The Bushman Course picks up where the Woodsman leaves off and runs the following week, making them available to be taken together. The focus here is on creating what you need from the natural materials available. We’ll still use a few simple tools for the sake of maximizing our time together, but there won’t be duplicate content from the Woodsman.
What we need to be comfortable as humans doesn’t change. What does are the raw materials used and to tools necessary to process and use those materials. In this course we’ll use natural materials to provide our shelter, make our fires, cook our food and make our projects.

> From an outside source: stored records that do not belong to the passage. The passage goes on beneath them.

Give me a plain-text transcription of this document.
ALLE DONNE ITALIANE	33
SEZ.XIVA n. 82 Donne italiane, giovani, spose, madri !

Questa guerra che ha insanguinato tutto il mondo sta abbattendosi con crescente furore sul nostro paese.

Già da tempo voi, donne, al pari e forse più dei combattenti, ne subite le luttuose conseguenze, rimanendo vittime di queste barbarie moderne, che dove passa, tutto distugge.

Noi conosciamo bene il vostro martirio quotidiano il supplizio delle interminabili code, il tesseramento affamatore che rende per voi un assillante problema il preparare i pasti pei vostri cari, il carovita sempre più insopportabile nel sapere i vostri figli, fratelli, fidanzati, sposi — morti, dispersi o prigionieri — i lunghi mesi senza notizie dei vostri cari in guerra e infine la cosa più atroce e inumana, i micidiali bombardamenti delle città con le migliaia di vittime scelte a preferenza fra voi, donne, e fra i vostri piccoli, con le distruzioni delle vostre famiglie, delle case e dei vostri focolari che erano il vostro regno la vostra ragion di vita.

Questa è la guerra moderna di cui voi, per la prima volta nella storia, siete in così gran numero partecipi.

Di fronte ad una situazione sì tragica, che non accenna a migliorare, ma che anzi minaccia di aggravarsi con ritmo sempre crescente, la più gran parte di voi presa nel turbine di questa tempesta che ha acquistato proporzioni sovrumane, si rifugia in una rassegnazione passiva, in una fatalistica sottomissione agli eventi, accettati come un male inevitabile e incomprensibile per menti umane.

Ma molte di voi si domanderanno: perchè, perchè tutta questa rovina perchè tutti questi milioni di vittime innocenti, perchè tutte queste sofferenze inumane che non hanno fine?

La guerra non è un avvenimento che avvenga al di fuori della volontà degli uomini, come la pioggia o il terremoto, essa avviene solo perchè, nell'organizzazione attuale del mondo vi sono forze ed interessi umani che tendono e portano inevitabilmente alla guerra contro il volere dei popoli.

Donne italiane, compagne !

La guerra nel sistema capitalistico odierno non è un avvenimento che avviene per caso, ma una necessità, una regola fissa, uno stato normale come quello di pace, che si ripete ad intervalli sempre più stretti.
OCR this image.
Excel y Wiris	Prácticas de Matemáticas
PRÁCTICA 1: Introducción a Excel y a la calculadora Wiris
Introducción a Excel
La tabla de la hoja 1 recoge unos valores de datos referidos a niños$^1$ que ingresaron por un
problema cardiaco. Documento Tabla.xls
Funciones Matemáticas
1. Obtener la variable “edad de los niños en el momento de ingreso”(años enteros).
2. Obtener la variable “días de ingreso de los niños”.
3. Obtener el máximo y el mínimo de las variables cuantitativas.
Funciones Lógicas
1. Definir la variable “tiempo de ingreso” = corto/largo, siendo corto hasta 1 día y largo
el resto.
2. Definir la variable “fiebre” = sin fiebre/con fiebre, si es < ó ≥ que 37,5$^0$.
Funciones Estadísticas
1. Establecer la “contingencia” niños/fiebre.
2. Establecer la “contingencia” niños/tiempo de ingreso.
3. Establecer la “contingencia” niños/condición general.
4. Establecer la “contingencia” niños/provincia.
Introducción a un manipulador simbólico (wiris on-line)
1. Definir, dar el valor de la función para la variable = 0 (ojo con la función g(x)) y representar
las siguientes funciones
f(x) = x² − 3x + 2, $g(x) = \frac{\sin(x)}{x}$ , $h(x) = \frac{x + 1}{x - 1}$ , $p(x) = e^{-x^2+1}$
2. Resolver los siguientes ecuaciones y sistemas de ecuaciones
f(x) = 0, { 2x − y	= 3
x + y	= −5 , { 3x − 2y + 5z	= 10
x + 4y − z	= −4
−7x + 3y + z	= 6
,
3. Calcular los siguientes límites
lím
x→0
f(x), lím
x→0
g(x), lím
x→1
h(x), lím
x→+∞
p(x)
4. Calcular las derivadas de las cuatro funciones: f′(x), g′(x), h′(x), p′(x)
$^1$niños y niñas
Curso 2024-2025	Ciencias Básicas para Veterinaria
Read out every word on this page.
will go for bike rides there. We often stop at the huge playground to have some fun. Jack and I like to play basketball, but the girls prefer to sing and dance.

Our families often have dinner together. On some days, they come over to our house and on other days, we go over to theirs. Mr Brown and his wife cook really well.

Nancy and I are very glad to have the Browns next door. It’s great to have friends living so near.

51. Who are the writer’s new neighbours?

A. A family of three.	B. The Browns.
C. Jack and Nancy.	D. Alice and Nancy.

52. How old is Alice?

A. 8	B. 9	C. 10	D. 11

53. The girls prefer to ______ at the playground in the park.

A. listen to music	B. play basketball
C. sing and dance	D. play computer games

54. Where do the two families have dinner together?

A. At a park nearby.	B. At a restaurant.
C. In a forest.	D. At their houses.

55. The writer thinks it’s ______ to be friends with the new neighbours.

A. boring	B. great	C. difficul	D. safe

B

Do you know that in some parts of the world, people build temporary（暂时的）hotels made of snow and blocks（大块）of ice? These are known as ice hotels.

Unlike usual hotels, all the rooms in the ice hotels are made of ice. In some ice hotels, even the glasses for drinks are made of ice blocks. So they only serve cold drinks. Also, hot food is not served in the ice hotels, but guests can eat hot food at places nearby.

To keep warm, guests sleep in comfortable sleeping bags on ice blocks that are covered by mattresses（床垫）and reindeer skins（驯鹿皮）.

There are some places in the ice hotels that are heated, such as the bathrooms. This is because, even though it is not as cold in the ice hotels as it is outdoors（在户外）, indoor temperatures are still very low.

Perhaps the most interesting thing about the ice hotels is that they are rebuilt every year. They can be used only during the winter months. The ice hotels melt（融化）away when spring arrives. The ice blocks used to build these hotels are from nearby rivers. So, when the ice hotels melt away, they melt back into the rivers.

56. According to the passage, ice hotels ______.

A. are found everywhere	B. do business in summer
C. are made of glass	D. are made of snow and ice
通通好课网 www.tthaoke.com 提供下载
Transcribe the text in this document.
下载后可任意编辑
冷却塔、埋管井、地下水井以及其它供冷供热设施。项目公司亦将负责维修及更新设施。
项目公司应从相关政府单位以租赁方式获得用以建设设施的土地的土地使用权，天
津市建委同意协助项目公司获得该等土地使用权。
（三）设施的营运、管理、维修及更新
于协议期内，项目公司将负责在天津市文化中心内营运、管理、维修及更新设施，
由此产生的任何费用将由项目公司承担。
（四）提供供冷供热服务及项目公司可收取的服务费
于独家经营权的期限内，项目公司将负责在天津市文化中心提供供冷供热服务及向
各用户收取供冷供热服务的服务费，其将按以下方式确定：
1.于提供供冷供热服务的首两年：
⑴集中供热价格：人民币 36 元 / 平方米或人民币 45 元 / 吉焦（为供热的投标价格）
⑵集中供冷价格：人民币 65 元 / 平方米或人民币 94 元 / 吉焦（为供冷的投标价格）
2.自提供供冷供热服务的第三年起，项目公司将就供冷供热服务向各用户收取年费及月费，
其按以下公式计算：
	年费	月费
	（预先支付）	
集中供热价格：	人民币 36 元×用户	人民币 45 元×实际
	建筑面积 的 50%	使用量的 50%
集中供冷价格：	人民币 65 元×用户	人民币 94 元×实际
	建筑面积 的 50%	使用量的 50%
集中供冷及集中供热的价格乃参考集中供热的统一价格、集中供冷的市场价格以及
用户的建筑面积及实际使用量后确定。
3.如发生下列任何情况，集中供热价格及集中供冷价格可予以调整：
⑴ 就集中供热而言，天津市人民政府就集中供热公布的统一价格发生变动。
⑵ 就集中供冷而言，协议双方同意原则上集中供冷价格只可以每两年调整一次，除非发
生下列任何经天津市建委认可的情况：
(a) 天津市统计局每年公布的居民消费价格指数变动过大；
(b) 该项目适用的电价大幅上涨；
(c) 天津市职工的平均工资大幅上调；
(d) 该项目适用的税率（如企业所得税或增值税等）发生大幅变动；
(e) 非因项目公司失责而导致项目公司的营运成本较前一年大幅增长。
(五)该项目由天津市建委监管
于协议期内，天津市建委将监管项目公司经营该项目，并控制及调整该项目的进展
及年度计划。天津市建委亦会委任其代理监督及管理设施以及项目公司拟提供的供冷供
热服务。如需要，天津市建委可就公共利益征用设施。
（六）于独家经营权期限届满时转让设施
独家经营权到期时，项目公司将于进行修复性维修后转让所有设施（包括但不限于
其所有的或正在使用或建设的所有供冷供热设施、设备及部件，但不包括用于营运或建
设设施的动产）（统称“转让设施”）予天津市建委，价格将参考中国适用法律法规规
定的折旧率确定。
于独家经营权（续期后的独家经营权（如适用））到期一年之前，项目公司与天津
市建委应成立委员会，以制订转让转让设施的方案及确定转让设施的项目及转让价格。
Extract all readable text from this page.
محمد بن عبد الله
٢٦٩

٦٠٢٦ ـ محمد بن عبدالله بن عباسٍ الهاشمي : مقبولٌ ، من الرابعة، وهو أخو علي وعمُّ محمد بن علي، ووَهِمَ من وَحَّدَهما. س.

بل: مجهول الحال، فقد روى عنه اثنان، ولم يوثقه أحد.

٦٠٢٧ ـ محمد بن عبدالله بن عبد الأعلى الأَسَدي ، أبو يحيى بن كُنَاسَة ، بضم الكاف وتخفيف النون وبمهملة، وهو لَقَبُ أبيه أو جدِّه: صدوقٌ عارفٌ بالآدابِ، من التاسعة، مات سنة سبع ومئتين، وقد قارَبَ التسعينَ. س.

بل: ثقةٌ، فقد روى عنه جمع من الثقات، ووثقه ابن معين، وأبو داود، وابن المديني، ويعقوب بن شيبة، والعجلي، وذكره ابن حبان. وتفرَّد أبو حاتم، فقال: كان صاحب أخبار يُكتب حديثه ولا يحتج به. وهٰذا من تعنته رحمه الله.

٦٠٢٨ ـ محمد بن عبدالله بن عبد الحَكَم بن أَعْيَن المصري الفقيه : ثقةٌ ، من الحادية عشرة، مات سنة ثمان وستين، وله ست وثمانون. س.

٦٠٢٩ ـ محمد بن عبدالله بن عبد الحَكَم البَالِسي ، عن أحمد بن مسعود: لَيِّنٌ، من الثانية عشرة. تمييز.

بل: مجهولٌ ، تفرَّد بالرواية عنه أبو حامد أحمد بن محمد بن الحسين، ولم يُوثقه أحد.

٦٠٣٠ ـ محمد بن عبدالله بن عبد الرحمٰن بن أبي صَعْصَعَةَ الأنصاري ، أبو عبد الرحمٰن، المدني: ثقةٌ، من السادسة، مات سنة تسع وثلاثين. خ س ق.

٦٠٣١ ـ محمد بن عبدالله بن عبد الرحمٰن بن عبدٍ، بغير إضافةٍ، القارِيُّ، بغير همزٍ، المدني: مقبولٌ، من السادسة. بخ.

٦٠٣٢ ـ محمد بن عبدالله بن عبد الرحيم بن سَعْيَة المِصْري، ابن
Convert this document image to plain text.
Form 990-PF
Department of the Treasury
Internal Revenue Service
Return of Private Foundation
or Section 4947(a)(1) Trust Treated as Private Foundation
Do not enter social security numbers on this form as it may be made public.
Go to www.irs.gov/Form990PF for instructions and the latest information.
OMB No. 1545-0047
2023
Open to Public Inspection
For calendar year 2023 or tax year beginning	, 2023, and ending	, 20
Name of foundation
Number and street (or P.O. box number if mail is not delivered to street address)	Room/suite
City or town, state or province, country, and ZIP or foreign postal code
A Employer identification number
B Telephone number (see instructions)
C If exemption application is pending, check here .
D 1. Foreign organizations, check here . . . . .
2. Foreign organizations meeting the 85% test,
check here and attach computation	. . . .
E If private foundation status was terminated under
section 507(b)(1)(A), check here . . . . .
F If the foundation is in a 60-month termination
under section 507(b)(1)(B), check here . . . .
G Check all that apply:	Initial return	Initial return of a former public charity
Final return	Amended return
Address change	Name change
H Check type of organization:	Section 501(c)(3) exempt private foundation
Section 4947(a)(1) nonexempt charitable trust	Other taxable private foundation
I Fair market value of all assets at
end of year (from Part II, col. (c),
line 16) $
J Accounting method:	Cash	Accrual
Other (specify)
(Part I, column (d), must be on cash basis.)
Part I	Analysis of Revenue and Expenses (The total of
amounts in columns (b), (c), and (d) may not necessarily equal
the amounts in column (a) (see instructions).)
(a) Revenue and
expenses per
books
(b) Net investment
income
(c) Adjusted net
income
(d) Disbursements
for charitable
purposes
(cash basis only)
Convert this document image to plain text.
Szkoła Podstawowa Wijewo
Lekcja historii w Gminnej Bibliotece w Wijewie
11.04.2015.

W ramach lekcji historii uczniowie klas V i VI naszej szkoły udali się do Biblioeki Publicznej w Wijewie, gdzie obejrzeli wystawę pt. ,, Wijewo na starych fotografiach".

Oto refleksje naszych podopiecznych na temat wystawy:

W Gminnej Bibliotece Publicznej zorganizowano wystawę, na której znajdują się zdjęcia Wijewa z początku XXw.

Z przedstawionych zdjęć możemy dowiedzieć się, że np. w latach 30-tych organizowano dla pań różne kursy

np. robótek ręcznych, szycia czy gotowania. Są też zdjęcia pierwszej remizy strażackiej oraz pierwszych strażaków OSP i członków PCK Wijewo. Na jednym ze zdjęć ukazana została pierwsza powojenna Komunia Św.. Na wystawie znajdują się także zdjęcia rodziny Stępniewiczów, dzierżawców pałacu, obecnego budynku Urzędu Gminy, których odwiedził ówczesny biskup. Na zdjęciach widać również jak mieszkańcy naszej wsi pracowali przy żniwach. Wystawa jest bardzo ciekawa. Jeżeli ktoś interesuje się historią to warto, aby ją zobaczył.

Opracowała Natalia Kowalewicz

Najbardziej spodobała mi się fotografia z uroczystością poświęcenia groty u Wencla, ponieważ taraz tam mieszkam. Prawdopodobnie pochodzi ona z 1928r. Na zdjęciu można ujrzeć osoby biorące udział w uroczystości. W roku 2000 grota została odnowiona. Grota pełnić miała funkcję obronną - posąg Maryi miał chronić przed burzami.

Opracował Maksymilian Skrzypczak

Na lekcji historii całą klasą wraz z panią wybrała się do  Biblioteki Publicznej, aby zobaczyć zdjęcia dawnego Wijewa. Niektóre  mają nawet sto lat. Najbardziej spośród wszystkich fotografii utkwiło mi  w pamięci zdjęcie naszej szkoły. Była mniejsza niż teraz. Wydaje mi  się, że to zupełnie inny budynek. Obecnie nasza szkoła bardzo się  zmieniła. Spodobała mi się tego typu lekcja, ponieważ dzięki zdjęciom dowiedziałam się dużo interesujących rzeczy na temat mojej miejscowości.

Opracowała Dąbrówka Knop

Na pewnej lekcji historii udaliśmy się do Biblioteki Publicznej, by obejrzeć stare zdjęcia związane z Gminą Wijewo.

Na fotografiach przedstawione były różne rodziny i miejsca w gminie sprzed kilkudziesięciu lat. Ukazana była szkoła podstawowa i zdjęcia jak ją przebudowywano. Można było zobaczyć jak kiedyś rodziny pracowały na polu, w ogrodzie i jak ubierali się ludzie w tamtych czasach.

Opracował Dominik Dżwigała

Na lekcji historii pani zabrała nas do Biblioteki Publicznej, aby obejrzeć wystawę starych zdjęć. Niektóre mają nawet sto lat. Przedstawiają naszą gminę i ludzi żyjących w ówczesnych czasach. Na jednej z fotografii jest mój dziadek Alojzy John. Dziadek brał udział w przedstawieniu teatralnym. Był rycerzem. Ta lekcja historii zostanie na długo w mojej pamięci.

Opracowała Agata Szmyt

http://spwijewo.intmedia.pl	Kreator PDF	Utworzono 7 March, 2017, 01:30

The word primitive is derived from the latin root primus, which means first or original. We’ll focus on original skills, those that don’t require specialized kit or other gear. Nature is our gear store. Knowledge makes it accessible.
We’ll be harvesting and making a variety of items in order to build a comfortable life without modern equipment. This starts by separating our needs from our wants, then using items from the land to provide for those needs.
Topics covered include:
- The primitive mindset
- Fire by friction: bow drill and hand drill
- No-utensil cooking using rocks, wood, mud, holes and coals
- Primitive shelter: all-natural materials
- Comfort: sleeping pads and blankets from the forest
- The hot coal bed
- Making and using basic stone tools
- Field-expedient basketry
- Pack frame construction
- Primitive cord and rope-making
- Wooden vessels and containers
- Making nets
- Barehand navigation
- Atlatl and dart
- Field Ecology: Edible And Medicinal Plants, Mammal Tracking, The Night Sky, Weather Forecasting, etc.
- Optional exercise of spending the night in a shelter you construct.
As this is a hands-on course, there are various crafts that participants have the option of making. These are useful kit items such as a baskets for carrying your stuff, not arts and crafts items like sculpted figurines.
The course runs from Sunday afternoon to Saturday morning. Friday night people sleep in the shelter’s they’ve made. Saturday morning we go out for breakfast at the Masardis Trading Post before hitting the road.